English author, musician and screenwriter Jeremy Dyson (an acquaintance of Feddy's wife) uses the name "Jason Feddy" to represent a fictional character in his short story entitled "A Visit From Val Koran", appearing in the collection of short stories published in 2000 entitled Never Trust A Rabbit (Duck Editions, ISBN 0715630970).

==Awards==
In 2016, Feddy received the Laguna "Hero Fest" music hero award for his work with Music in Common.

In 2017, Feddy was recognized as a "Local Luminary" by Laguna Beach Magazine, an annual list of creators, champions and change-makers who have made a significant impact—near and far.

In 2017, Feddy was named the "Best of Laguna Beach" in a poll conducted by local radio station 93.5 FM.

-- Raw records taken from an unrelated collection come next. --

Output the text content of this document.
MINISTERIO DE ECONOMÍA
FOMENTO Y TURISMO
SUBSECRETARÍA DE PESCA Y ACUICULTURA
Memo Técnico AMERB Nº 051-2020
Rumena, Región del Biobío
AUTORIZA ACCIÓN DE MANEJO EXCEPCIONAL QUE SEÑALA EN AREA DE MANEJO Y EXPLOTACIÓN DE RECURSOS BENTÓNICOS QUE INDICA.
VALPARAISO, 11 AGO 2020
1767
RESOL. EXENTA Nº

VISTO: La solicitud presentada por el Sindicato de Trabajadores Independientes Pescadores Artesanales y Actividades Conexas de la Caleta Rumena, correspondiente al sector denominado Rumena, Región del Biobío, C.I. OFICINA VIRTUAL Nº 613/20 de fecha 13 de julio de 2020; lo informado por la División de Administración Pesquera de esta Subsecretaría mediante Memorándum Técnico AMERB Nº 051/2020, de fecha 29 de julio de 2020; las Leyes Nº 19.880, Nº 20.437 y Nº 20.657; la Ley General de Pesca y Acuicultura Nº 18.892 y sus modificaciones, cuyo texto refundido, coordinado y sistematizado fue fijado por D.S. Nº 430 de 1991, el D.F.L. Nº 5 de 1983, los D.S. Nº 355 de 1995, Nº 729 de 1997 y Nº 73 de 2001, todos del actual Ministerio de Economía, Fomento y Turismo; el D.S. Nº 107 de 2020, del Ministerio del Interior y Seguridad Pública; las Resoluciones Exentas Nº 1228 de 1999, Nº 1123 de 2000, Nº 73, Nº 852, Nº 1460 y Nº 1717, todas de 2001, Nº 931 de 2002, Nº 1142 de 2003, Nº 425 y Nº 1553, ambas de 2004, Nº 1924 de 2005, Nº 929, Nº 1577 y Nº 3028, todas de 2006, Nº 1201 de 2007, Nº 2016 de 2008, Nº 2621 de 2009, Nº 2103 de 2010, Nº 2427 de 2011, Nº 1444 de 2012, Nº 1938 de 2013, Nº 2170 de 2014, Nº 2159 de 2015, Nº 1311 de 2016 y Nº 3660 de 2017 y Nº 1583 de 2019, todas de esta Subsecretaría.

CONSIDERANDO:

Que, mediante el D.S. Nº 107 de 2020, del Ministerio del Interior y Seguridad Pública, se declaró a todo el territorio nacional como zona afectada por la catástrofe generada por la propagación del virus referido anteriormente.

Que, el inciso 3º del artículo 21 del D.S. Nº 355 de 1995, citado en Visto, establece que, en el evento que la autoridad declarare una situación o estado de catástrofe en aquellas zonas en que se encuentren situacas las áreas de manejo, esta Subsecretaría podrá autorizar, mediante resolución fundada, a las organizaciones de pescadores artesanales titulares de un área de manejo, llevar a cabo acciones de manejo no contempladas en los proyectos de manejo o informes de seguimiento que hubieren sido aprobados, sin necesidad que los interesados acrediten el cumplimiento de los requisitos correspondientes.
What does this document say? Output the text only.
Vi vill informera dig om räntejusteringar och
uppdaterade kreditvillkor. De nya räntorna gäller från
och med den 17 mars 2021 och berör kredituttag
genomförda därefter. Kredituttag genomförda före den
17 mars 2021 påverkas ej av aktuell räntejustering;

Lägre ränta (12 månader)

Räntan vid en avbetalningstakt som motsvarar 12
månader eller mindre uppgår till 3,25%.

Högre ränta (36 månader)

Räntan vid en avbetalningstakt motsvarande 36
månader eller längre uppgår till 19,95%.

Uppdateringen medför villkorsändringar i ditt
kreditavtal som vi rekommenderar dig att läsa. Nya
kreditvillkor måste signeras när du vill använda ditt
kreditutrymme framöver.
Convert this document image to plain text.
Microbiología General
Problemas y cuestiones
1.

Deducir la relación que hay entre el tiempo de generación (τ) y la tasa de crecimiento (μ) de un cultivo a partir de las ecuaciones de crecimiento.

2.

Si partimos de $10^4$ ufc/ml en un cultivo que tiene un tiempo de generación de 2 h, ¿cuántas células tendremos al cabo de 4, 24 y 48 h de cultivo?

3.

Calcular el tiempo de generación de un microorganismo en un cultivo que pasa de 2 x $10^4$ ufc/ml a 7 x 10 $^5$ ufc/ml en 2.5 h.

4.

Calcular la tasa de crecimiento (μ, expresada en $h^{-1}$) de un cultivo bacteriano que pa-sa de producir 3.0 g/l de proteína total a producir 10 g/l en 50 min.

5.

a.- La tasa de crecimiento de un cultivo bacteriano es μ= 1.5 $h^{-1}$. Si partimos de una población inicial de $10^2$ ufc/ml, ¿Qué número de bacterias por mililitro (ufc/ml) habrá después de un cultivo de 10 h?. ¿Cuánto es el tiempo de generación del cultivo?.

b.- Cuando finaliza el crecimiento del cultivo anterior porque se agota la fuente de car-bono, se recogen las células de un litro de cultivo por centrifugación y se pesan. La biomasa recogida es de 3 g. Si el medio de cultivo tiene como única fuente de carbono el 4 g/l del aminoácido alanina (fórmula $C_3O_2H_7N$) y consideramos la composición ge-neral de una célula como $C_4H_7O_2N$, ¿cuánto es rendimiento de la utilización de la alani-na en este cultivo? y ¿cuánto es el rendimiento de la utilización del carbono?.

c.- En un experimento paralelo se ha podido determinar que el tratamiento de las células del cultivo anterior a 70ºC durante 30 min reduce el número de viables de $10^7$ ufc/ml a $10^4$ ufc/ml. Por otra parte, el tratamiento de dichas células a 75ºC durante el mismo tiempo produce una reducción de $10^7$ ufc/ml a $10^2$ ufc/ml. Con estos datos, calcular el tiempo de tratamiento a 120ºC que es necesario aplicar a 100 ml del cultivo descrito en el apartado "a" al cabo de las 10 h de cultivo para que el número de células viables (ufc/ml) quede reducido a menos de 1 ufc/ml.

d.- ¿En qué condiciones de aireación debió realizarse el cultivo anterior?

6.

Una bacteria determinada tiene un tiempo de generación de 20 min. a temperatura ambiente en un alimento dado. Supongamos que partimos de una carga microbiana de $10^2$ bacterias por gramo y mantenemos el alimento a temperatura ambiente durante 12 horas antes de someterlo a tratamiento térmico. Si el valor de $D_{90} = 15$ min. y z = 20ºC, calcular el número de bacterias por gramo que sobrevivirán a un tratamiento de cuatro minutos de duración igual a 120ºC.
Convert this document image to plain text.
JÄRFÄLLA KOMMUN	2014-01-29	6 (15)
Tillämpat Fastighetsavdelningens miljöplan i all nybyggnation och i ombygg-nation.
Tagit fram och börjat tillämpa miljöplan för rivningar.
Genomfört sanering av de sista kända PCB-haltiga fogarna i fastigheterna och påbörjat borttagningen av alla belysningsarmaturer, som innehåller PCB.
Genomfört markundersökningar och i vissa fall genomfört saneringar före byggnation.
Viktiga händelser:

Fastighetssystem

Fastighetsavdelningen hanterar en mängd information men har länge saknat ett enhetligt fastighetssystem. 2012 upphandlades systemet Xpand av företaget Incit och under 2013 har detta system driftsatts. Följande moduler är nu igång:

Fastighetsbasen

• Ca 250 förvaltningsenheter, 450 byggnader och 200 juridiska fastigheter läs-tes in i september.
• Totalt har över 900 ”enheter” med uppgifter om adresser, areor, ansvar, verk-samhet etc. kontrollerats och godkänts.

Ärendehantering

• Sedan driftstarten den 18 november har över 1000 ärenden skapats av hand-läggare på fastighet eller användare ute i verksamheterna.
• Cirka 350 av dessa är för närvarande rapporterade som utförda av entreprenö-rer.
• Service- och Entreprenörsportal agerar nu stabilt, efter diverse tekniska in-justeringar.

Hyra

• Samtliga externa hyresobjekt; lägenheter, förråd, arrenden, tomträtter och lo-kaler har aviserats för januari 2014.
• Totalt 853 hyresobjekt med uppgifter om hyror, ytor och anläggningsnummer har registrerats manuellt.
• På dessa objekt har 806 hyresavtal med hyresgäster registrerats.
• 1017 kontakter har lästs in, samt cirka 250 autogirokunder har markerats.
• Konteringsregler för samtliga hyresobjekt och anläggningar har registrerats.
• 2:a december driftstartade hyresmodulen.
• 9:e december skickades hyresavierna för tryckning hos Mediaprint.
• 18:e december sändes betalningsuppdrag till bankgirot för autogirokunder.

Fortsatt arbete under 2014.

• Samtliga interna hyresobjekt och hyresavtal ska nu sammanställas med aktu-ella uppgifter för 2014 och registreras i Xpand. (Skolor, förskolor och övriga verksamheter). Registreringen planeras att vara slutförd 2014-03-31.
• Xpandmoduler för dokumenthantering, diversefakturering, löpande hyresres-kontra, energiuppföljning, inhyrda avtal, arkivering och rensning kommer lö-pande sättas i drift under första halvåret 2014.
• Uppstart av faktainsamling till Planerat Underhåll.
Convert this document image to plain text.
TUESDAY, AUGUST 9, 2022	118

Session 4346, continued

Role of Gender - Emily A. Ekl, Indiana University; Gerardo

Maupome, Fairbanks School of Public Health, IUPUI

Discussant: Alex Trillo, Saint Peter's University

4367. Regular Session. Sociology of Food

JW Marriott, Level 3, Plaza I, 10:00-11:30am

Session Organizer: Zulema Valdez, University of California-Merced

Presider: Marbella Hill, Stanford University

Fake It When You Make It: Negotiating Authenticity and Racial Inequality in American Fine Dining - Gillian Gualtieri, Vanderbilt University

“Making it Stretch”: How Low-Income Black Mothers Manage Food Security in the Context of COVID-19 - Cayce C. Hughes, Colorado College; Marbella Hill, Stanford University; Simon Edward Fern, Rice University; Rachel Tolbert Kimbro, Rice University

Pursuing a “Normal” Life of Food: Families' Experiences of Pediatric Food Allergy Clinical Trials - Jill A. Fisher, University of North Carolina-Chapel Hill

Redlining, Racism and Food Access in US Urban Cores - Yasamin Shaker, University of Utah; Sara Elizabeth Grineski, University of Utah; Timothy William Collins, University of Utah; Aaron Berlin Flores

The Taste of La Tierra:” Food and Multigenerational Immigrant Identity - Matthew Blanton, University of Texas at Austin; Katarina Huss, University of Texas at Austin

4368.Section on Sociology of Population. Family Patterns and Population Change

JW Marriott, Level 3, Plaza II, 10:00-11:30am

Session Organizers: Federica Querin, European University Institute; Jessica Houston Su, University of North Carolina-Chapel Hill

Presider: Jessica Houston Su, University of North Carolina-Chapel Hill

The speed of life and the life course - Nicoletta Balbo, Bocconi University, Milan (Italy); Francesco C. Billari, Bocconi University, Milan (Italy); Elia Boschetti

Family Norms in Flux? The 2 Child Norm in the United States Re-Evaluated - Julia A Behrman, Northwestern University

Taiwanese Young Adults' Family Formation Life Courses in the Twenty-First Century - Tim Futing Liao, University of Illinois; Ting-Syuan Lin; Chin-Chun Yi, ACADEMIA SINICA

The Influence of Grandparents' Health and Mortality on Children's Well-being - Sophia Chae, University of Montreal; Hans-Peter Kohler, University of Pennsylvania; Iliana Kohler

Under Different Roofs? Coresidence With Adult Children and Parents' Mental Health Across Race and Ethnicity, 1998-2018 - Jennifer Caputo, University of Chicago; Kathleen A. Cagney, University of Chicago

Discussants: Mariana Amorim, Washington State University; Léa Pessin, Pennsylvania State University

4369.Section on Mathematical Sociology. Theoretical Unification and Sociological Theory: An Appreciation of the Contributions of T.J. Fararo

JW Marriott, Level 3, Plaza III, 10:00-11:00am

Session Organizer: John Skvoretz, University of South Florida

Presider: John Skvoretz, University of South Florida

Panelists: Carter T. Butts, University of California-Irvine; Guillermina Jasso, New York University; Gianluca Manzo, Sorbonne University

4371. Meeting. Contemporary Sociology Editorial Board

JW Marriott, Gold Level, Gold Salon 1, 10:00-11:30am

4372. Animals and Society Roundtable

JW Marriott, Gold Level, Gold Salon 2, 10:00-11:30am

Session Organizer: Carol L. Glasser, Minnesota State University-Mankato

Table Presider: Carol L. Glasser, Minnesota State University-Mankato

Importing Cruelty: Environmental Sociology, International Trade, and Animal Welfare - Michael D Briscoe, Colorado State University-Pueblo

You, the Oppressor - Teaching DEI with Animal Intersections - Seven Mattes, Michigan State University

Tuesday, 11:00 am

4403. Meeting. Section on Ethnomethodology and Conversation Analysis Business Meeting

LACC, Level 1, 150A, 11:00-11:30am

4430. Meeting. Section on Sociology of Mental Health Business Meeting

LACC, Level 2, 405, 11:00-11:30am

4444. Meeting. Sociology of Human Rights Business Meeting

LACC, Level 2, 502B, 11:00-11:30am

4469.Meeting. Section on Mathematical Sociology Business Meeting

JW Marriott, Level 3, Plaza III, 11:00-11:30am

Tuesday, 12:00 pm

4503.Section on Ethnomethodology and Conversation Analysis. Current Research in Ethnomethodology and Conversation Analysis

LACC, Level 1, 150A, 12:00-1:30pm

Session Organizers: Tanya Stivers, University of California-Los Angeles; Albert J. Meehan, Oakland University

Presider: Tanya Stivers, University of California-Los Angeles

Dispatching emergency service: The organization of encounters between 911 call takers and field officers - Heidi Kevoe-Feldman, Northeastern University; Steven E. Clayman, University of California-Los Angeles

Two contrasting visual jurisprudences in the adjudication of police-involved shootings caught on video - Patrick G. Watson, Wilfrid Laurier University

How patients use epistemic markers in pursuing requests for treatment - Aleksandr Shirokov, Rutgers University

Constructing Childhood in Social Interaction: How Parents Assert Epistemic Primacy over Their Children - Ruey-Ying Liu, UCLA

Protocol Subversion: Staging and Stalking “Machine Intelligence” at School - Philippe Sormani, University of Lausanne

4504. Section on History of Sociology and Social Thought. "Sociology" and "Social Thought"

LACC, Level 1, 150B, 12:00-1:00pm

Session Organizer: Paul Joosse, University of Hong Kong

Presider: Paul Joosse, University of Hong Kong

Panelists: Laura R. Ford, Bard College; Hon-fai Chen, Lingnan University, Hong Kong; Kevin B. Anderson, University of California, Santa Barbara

In 2019, Feddy was named "Artist of the Year" by the Laguna Beach Arts Alliance.

==Personal life==
Feddy attended Leeds' Morris Silman Middle School in the United Kingdom, which provided a rounded Jewish and secular education and Bar-Mitzvah training. Feddy and his family were longstanding members of one of the many local synagogues. Feddy was a member of the school and synagogue choirs. Active for all of his childhood years in the Kibbutz oriented youth movement (Habonim Dror), Feddy was raised to the soundtrack of Jewish music, both ancient and modern. His mother is an active member of various amateur choirs and liturgical singing groups.

Feddy graduated from Allerton High School, Leeds, United Kingdom, in 1982. Later he attended Manchester College, Manchester, United Kingdom, 1997–1998; and thereafter attended the University of Manchester, Manchester, United Kingdom, 1998–1999.

In 2010, Feddy married classically trained actress Ava Burton, in Israel on Kibbutz Tuval, under a chuppah overlooking the Galilean hills. They make their home in Aliso Viejo.